Photo credits: Saheed Aderinto’s website
I recently saw Professor Saheed Aderinto’s pilot music documentary, Mr Fuji: Barry Wonder, and it was an overwhelming experience, in a good way. It is a well-deserved and wholesome profile of the music genre Fuji and its frontal innovator, Barrister Sikiru Ayinde, aka Mr Fuji.
This timely intervention from a seasoned academic, Professor Saheed Aderinto, who is vocal about his love for Fuji and his preoccupation with Abula, provides us with a tender story explored with academic rigour and profound cultural understanding. His scholarly approach to the subject matter is sure to stimulate your intellectual curiosity.
Aderinto, like Barrister, is from Ibadan, an essential hub for Fuji music, both in terms of fan base and a sizable number of Fuji musicians domiciled in the ancient city. Aderinto approaches the Fuji genre from awe, fascination, and love. This film is a layered love letter to the genre. Screen time is devoted to talking head experts who explore salient aspects of the syncretic Yoruba culture that birthed Fuji, the places that nurtured it, and most importantly, the people who identify with this music as an integral part of their lives.

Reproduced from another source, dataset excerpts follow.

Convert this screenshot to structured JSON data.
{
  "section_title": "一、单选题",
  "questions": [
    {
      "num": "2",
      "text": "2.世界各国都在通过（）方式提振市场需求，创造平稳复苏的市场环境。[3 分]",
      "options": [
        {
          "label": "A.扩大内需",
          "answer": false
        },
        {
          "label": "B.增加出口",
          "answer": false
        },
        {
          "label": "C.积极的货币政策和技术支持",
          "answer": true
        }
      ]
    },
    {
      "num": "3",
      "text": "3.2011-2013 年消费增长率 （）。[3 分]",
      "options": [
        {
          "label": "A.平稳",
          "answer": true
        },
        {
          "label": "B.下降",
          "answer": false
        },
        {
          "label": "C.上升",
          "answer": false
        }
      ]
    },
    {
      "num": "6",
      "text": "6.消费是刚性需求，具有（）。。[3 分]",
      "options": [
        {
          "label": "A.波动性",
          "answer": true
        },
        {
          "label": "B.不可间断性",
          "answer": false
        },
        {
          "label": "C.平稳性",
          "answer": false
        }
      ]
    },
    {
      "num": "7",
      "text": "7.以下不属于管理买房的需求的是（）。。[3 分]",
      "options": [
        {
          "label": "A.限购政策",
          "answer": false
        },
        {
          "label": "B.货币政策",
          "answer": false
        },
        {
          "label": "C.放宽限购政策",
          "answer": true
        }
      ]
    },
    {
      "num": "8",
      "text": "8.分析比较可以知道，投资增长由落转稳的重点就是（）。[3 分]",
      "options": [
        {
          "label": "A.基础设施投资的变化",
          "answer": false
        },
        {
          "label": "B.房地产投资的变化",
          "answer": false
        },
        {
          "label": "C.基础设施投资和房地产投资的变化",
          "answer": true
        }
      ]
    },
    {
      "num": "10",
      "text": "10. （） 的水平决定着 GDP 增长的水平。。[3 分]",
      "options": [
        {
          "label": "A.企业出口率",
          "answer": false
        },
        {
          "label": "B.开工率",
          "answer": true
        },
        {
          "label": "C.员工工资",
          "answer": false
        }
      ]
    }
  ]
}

At the risk of sounding simplistic, Fuji is our Hip-Hop. Here’s why. Fuji music began its journey to popular consciousness in the late 1960s, making it slightly older than Hip-Hop. Its birthplace is not quite as apparent as the Bronx, New York, is for Hip-Hop. Like Hip-Hop, Fuji came alive during the reign of other popular music. Before Fuji in post-colonial Nigeria, there was Highlife, Juju, Apala, and Sakara music.
Fuji’s earliest influences were found in Were and Ajisaara Islamic traditions. Like Muezzins deployed their melismatic vocals to call the Muslim faithful to prayer, the Ajisare practitioners, usually young men, call the faithful during the annual Ramadan fast to eat Suhr. Fuji’s journey to becoming mainstream is inexplicably linked to the Nigerian Civil/Biafran war. Barrister was a clerk in the Nigerian army moonlighting as a musician. His vocal ability had been tested in several ajisaari competitions, where he almost emerged as the winner. There are several story strands to how music steeped in Islamic tradition broke away to court a secular company. Recording companies like TYC were involved. Visionary and young musicians were involved, like Barrister and his younger contemporary Kollington Ayinla (aka Kebe Kwara), who were motivated to disrupt the status quo. There are also show promoters, music journalists and larger than life impresarios like Ajala, who initially promoted Fuji music and Barrister until they fell out spectacularly. All these stories are explored with enthusiasm and intrigue, but the primary focus is Mr Fuji. His challenging and humble early life. He was a songbird with an extraordinary gift of language who saw Sakara and Apala as protogenres that could be innovated into new realms.
I love the myths. Myths are commissioned to tell the stories of great men. One such myth is that Ayinde’s songs visit him in his dreams. We have hardly improved beyond Freud’s musing on dreams. With Barrister, dreaming about songs means he had unfettered access to his subconscious as a writing camp.
Another aspect the documentary explored is the relationship between Barrister and his drummers. By design, most West African musical genres are drumming genres. By accepting the nuances of the Yoruba talking drum and elevating it above the Sakara drum, Barrister gave Fuji another superpower. The documentary's exploration of Barrister’s personal life, his dress sense, and his love of women and children is sure to make you feel connected and empathetic.
Mr Fuji’s life ended abruptly, aged 62, in St Mary’s Hospital, Paddington, but his music continues to garner an audience. The documentary's celebration of Fuji's legacy is sure to evoke a sense of nostalgia and appreciation. Aspects of Fuji's music have been transported into Afrobeats, with top-tier artists like Burna Boy, Asake, and Seyi Vibez relying on his legacy, his techniques, and his discography.
Kudos to Professor Aderinto.
Good writeup, boss. I can't wait to see this documentary.